Fed Chairman tells Penn business school that technology diminishing corporate leaders' power.
This guy should have quite a resume when he begins job seeking next year.
WASHINGTON - Federal Reserve Board Chairman Alan Greenspan on Sunday gave business school graduates a taste of the sharp-elbowed workplace ahead: they will have to compete with him for a job.
"I have more in common with you graduates than people might think," he said in the commencement address to the University of Pennsylvania's Wharton School in Philadelphia. "After all, before long, after my term at the Federal Reserve comes to an end, I too will be looking for a job."
The Federal Reserve released a text of Greenspan's speech in Washington.

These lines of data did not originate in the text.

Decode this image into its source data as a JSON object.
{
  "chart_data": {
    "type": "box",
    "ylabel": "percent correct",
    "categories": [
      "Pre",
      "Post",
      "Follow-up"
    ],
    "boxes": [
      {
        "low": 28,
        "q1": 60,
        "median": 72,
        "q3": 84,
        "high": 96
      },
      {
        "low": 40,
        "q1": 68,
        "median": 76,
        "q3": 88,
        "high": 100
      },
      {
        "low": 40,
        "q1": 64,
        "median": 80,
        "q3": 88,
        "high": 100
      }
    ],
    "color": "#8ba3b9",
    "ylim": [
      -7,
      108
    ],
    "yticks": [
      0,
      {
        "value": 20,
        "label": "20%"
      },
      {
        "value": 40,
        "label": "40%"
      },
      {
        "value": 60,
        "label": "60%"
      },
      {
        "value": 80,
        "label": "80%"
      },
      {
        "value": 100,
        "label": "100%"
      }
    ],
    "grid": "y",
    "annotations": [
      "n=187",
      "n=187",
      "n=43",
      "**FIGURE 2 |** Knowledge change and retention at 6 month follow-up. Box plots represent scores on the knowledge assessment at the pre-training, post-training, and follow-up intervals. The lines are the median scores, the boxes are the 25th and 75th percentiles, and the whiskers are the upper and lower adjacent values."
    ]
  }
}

The 79-year-old central bank chairman must step down early next year when his term on the central bank's board expires at the end of January.
Lest the newly minted MBAs think their youth gives them an advantage over Greenspan, the Wall Street Journal reported Friday that the Fed chairman has become more fit recently by playing more singles tennis and has lost 20 pounds as a result.
Greenspan reminded students -- and anyone else paying attention -- that his resume is likely to be a lot longer than theirs.
"I could offer all kinds of advice to today's graduates from my nearly six decades in private business and government," he said.
Greenspan told graduates that modern technology makes company information more widely available and that corporate captains face diminished power and closer scrutiny as a result.
"With information systems now accessible to broader ranges of managers and other employees, the monopoly power that proprietary information affords has been significantly reduced," he said.